Marseille où le feu fait rage et ravages…

14h… premiers échos des moteurs. Loin au début, puis plus près. On se croirait en état de guerre et on imagine sans peine l’angoisse de ceux qui l’ont vécu. On rentre la tête dans les épaules, on écoute les dératés des moteurs et puis soudain c’est juste au dessus de notre tête, on peut presque voir la couleur des yeux du pilote sous ses lunettes, on se prend quelques gouttes au passage.

Tout doucement, insidieusement, on commence à se frotter les yeux, à tousser. Mais on ne s’inquiète pas, jusqu’à ce que cette odeur de brûlé devienne insoutenable, jusqu’à ce que le chien collé à nos semelles éternue sans cesse (ce chien qui tente de communiquer avec nous, il ne nous lâche plus, vous regarde droit dans les yeux au moindre mouvement), jusqu’à ce que nos doigts sur le clavier laissent des traces dans la poussière blanche…
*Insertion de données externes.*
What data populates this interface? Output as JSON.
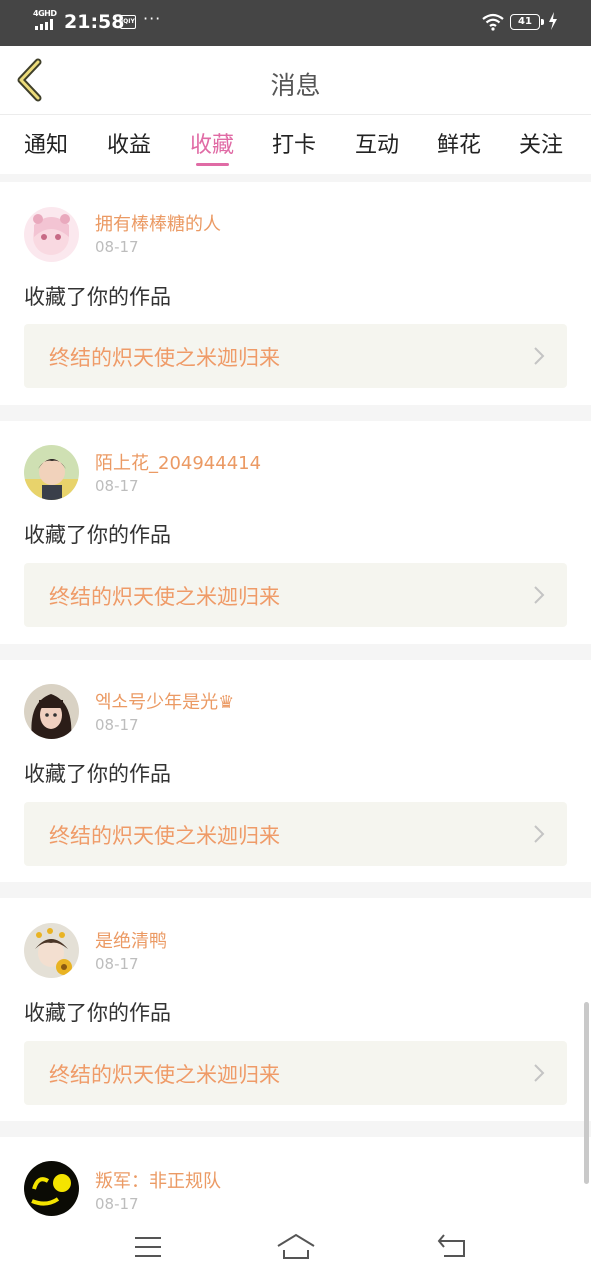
{
  "status_bar": {
    "network": "4GHD",
    "time": "21:58",
    "app_badge": "iQIY",
    "dots": "···",
    "battery": "41"
  },
  "header": {
    "title": "消息"
  },
  "tabs": [
    {
      "label": "通知",
      "active": false
    },
    {
      "label": "收益",
      "active": false
    },
    {
      "label": "收藏",
      "active": true
    },
    {
      "label": "打卡",
      "active": false
    },
    {
      "label": "互动",
      "active": false
    },
    {
      "label": "鲜花",
      "active": false
    },
    {
      "label": "关注",
      "active": false
    }
  ],
  "messages": [
    {
      "username": "拥有棒棒糖的人",
      "date": "08-17",
      "action": "收藏了你的作品",
      "work_title": "终结的炽天使之米迦归来"
    },
    {
      "username": "陌上花_204944414",
      "date": "08-17",
      "action": "收藏了你的作品",
      "work_title": "终结的炽天使之米迦归来"
    },
    {
      "username": "엑소号少年是光♛",
      "date": "08-17",
      "action": "收藏了你的作品",
      "work_title": "终结的炽天使之米迦归来"
    },
    {
      "username": "是绝清鸭",
      "date": "08-17",
      "action": "收藏了你的作品",
      "work_title": "终结的炽天使之米迦归来"
    },
    {
      "username": "叛军：非正规队",
      "date": "08-17"
    }
  ],
  "colors": {
    "accent": "#e06ba5",
    "username": "#eb9a64",
    "work_title": "#ef9b68",
    "work_box_bg": "#f5f5ef"
  }
}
Là on se met à la fenêtre… C’est flou, on sort sur la terrasse, et là, spectacle effarant, Marseille est plongée dans une épaisse fumée grise, on peut presque la toucher à bout de bras, la luminosité est celle bien connue des feux importants, orangé sous le gris.
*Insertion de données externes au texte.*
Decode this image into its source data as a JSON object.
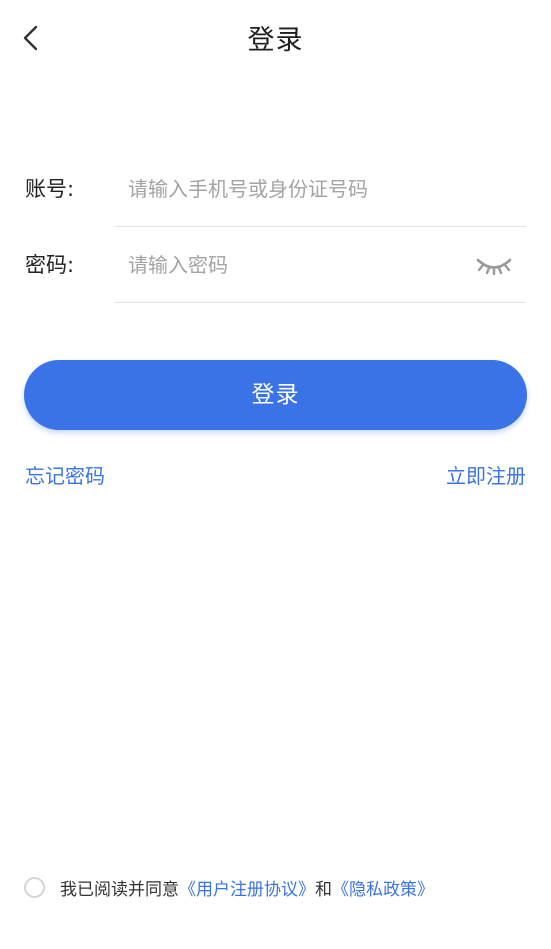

On appelle les copines, les voisines, on allume la radio, la TV, on branche le web. Les unes vous disent qu’il n’y a pas de soucis, que leur mari a entendu que c’était maîtrisé, les autres sont paniquées, déjà 15 maisons brûlées. Sur le Web, à la radio, à la TV… rien d’alarmant, le feu est à 15 kms des habitations. On suit minute par minute… à chacun sa communication, son information…
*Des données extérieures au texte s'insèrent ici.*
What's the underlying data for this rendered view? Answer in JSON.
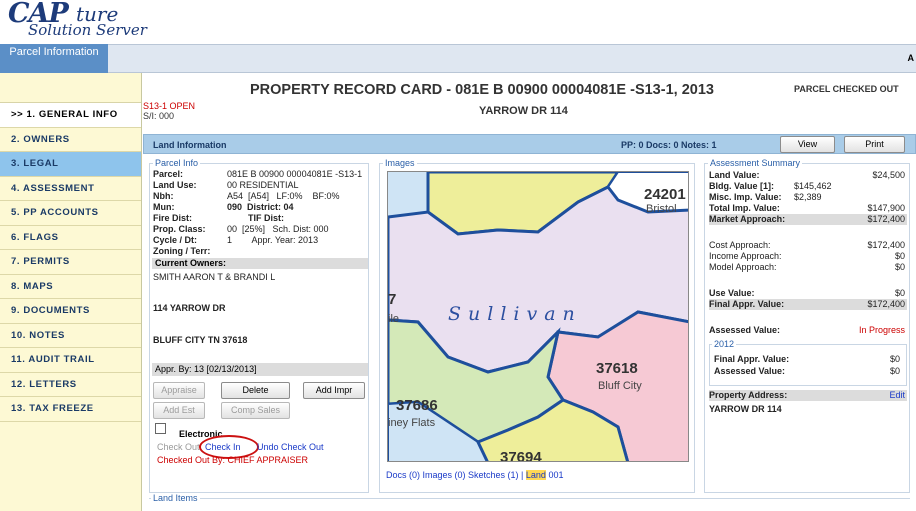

Alors comme on est sur Twitter, on tweet, une foisdeux fois, et on suit le fil… spameuse d’un instant tragique. Et là Twitter se réveille. L’information arrive plus vite que partout ailleurs : un put** de troufion a tiré une balle traçante, la douille bouillante a embrasé la garrigue. C’est juste là, derrière notre colline, à Carpiagne. Beaucoup plus inquiétant.

Ça rappelle des souvenirs à quelques uns, ça détruit les terrains de jeux d’autres, ça inquiète ceux qui ont de la famille ici. Le relai se fait, par tweet, par DM (direct message), par mail, par téléphone, par images, par liens, avec humour parfois…

Le feu est aux portes de Marseille…

Il est 20h. Journal de TF1. Rien dans les titres, 30 secondes en milieu de journal. Pas d’inquiétude, le feu est « aux portes de Marseille » (sur toutes les chaines la même expression), mais quelques centaines de pompiers venus de toutes les Bouches du Rhône le contiennent. Le feu est toujours à 15 kms des habitations (ah ?) La TNT saute, plus de signal.

La fumée s’épaissit, les cendres ne sont plus comme du sable blanc léger, mais couleur copeaux de bois brulé. C’est alors que le silence se fait… plus de bruit de moteur, cruel rappel que nos chers canadairs ne peuvent pas travailler la nuit, la visibilité rendant l’écopage dangereux. La nuit tombe, mais elle n’est pas noire, elle est orange incandescent. Juste là, derrière la colline, le halo est plus intense.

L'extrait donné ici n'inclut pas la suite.